New technologies have since completely changed how we think about disaster recovery. Yet many businesses are using outdated solutions that leave their data at risk.
1) Rapid Data Recovery
Disasters don’t have to be on the scale of September 11 to wreak havoc on a financial services organization. Fire, flooding, cyberattacks and ransomware are just a few of many possible threats. Each one has the power to disrupt access to your data and corrupt it. Downtime is simply not an option.
Outdated backup technologies require hours, days or even weeks to fully restore lost data. The longer it takes to restore that data, the more it impacts the business.
Today’s best business continuity service providers enable you to restore that data almost instantly with newer, more resilient backup solutions like Datto.
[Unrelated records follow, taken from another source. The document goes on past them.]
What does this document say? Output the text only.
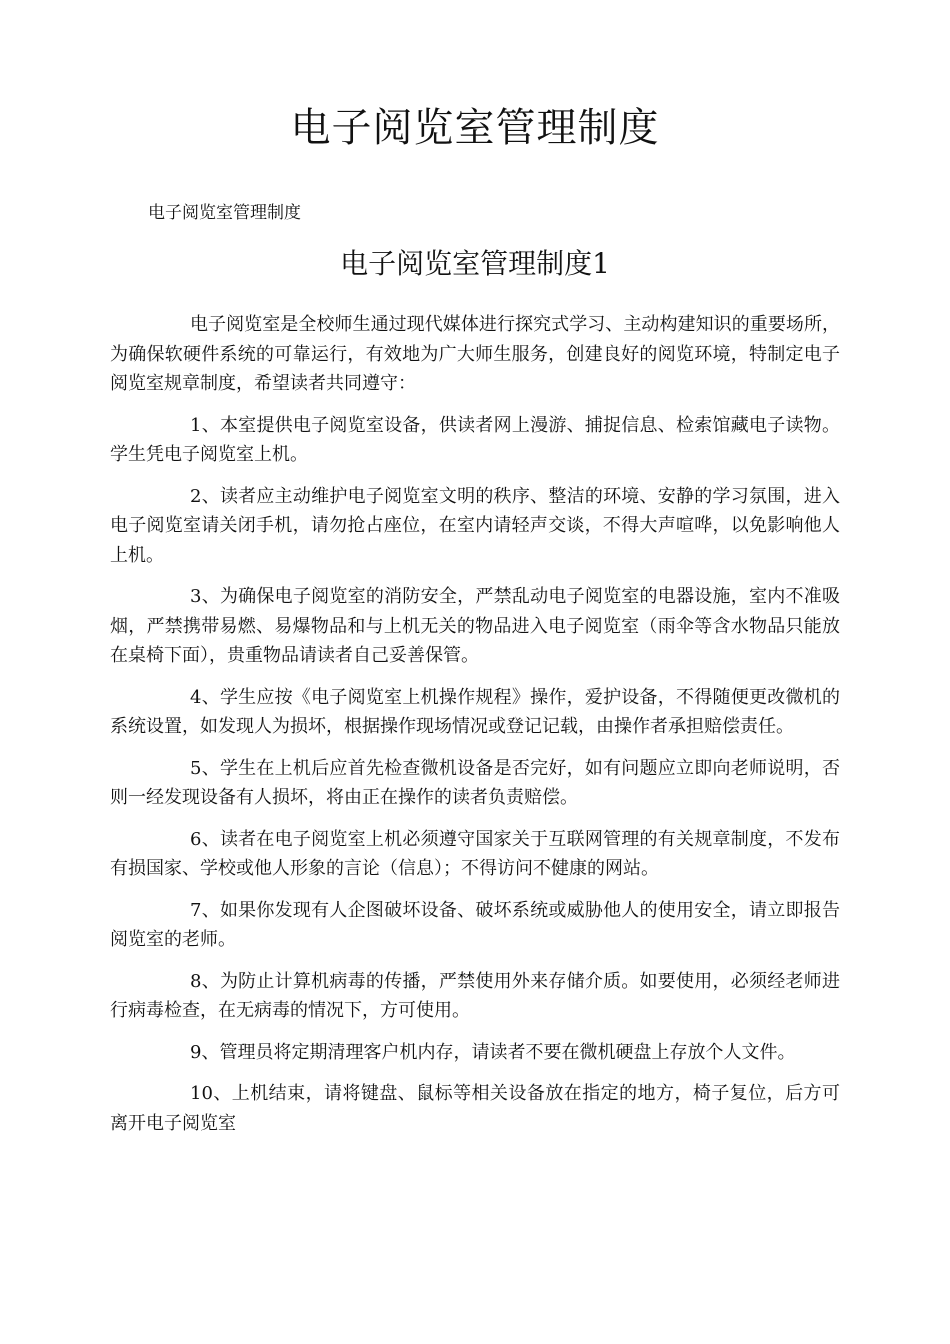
电子阅览室管理制度

电子阅览室管理制度

电子阅览室管理制度1

电子阅览室是全校师生通过现代媒体进行探究式学习、主动构建知识的重要场所，为确保软硬件系统的可靠运行，有效地为广大师生服务，创建良好的阅览环境，特制定电子阅览室规章制度，希望读者共同遵守：

1、本室提供电子阅览室设备，供读者网上漫游、捕捉信息、检索馆藏电子读物。学生凭电子阅览室上机。

2、读者应主动维护电子阅览室文明的秩序、整洁的环境、安静的学习氛围，进入电子阅览室请关闭手机，请勿抢占座位，在室内请轻声交谈，不得大声喧哗，以免影响他人上机。

3、为确保电子阅览室的消防安全，严禁乱动电子阅览室的电器设施，室内不准吸烟，严禁携带易燃、易爆物品和与上机无关的物品进入电子阅览室（雨伞等含水物品只能放在桌椅下面），贵重物品请读者自己妥善保管。

4、学生应按《电子阅览室上机操作规程》操作，爱护设备，不得随便更改微机的系统设置，如发现人为损坏，根据操作现场情况或登记记载，由操作者承担赔偿责任。

5、学生在上机后应首先检查微机设备是否完好，如有问题应立即向老师说明，否则一经发现设备有人损坏，将由正在操作的读者负责赔偿。

6、读者在电子阅览室上机必须遵守国家关于互联网管理的有关规章制度，不发布有损国家、学校或他人形象的言论（信息）；不得访问不健康的网站。

7、如果你发现有人企图破坏设备、破坏系统或威胁他人的使用安全，请立即报告阅览室的老师。

8、为防止计算机病毒的传播，严禁使用外来存储介质。如要使用，必须经老师进行病毒检查，在无病毒的情况下，方可使用。

9、管理员将定期清理客户机内存，请读者不要在微机硬盘上存放个人文件。

10、上机结束，请将键盘、鼠标等相关设备放在指定的地方，椅子复位，后方可离开电子阅览室
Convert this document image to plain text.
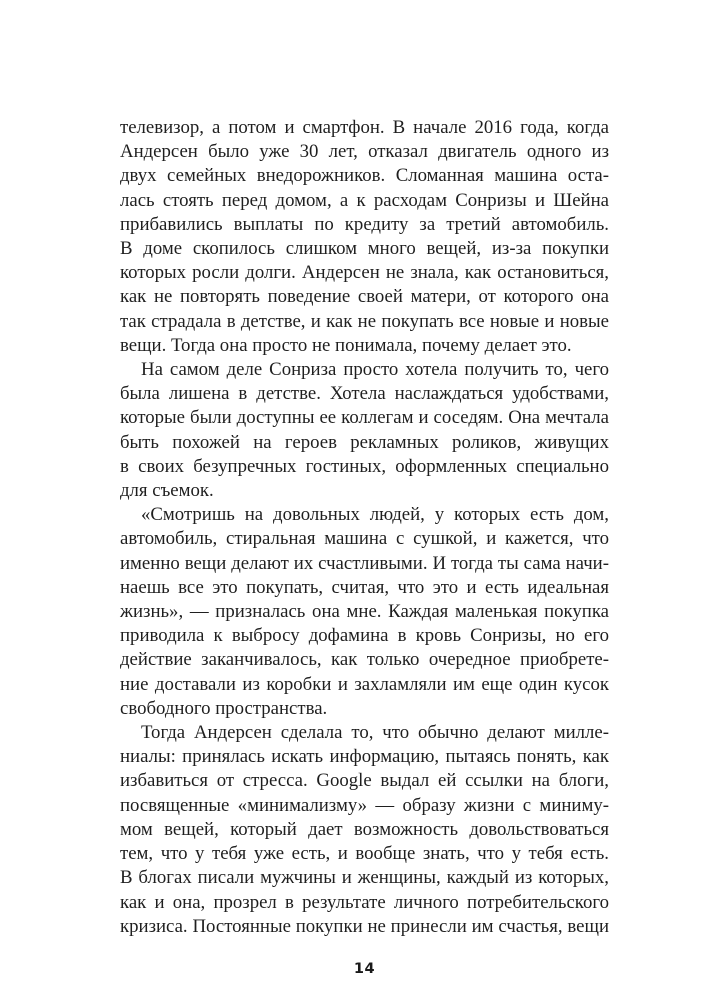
телевизор, а потом и смартфон. В начале 2016 года, когда
Андерсен было уже 30 лет, отказал двигатель одного из
двух семейных внедорожников. Сломанная машина оста-
лась стоять перед домом, а к расходам Сонризы и Шейна
прибавились выплаты по кредиту за третий автомобиль.
В доме скопилось слишком много вещей, из-за покупки
которых росли долги. Андерсен не знала, как остановиться,
как не повторять поведение своей матери, от которого она
так страдала в детстве, и как не покупать все новые и новые
вещи. Тогда она просто не понимала, почему делает это.
На самом деле Сонриза просто хотела получить то, чего
была лишена в детстве. Хотела наслаждаться удобствами,
которые были доступны ее коллегам и соседям. Она мечтала
быть похожей на героев рекламных роликов, живущих
в своих безупречных гостиных, оформленных специально
для съемок.
«Смотришь на довольных людей, у которых есть дом,
автомобиль, стиральная машина с сушкой, и кажется, что
именно вещи делают их счастливыми. И тогда ты сама начи-
наешь все это покупать, считая, что это и есть идеальная
жизнь», — призналась она мне. Каждая маленькая покупка
приводила к выбросу дофамина в кровь Сонризы, но его
действие заканчивалось, как только очередное приобрете-
ние доставали из коробки и захламляли им еще один кусок
свободного пространства.
Тогда Андерсен сделала то, что обычно делают милле-
ниалы: принялась искать информацию, пытаясь понять, как
избавиться от стресса. Google выдал ей ссылки на блоги,
посвященные «минимализму» — образу жизни с миниму-
мом вещей, который дает возможность довольствоваться
тем, что у тебя уже есть, и вообще знать, что у тебя есть.
В блогах писали мужчины и женщины, каждый из которых,
как и она, прозрел в результате личного потребительского
кризиса. Постоянные покупки не принесли им счастья, вещи
14
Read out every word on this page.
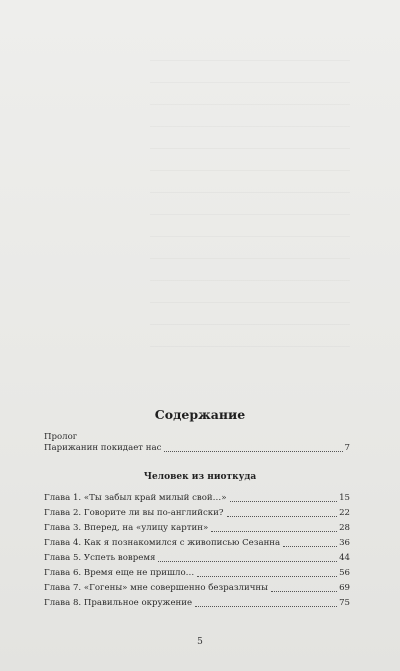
Содержание
Пролог
Парижанин покидает нас	7
Человек из ниоткуда
Глава 1. «Ты забыл край милый свой…»	15
Глава 2. Говорите ли вы по-английски?	22
Глава 3. Вперед, на «улицу картин»	28
Глава 4. Как я познакомился с живописью Сезанна	36
Глава 5. Успеть вовремя	44
Глава 6. Время еще не пришло…	56
Глава 7. «Гогены» мне совершенно безразличны	69
Глава 8. Правильное окружение	75
5
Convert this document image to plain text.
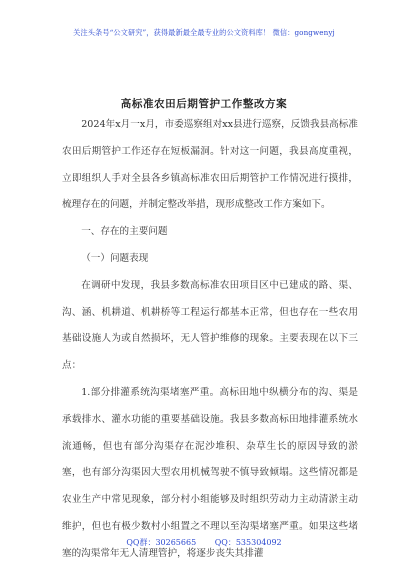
关注头条号“公文研究”，获得最新最全最专业的公文资料库！ 微信：gongwenyj
高标准农田后期管护工作整改方案

2024年x月一x月，市委巡察组对xx县进行巡察，反馈我县高标准农田后期管护工作还存在短板漏洞。针对这一问题，我县高度重视，立即组织人手对全县各乡镇高标准农田后期管护工作情况进行摸排，梳理存在的问题，并制定整改举措，现形成整改工作方案如下。

一、存在的主要问题

（一）问题表现

在调研中发现，我县多数高标准农田项目区中已建成的路、渠、沟、涵、机耕道、机耕桥等工程运行都基本正常，但也存在一些农用基础设施人为或自然损坏，无人管护维修的现象。主要表现在以下三点：

1.部分排灌系统沟渠堵塞严重。高标田地中纵横分布的沟、渠是承载排水、灌水功能的重要基础设施。我县多数高标田地排灌系统水流通畅，但也有部分沟渠存在泥沙堆积、杂草生长的原因导致的淤塞，也有部分沟渠因大型农用机械驾驶不慎导致倾塌。这些情况都是农业生产中常见现象，部分村小组能够及时组织劳动力主动清淤主动维护，但也有极少数村小组置之不理以至沟渠堵塞严重。如果这些堵塞的沟渠常年无人清理管护，将逐步丧失其排灌

QQ群：30265665 QQ：535304092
These solutions can utilize both local and cloud-based backups for the fastest possible recovery. A daily backup verification process also tests the integrity of that data to ensure it can be successfully restored.
2) Protection of Sensitive Data
No financial services company can afford to “lose” customer data after a disaster. Nor can it let its own sensitive company data – files, emails, databases and so on – fall into the wrong hands. This is why superior data encryption and recovery must be an integral part of business continuity in financial services.
Whether you’re backing up data locally, in the cloud, or both, it must be secure. This ensures that highly sensitive data is not made vulnerable during transit or as the result of a system failure.
3) Maintaining Business Operations
Financial services businesses must think beyond the old concept of merely restoring operations after a disaster. Today’s best business continuity companies provide advanced technologies that ensure you can maintain your operations. In other words: by recovering data almost instantly, you reduce the downtime and disruption to virtually zero.
A rapid recovery ensures the business can continue to operate, minimizing the risks of financial losses after a disaster.
4) Market, Economic & Customer Confidence
In its Information Technology Examination Handbook on the importance of business continuity in financial services, the Federal Financial Institutions Examination Council (FFIEC) writes: “Because financial institutions play a crucial role in the overall economy, disruptions in service should be minimized in order to maintain public trust and confidence in the financial system.”
Due to the unique interdependencies within the financial services industry, a disruption at a single firm can have far-ranging consequences. This is why any amount of downtime must be prevented, especially after a disaster. A failure to rapidly restore data can be devastating not just on the business alone, but also on the markets in which they operate.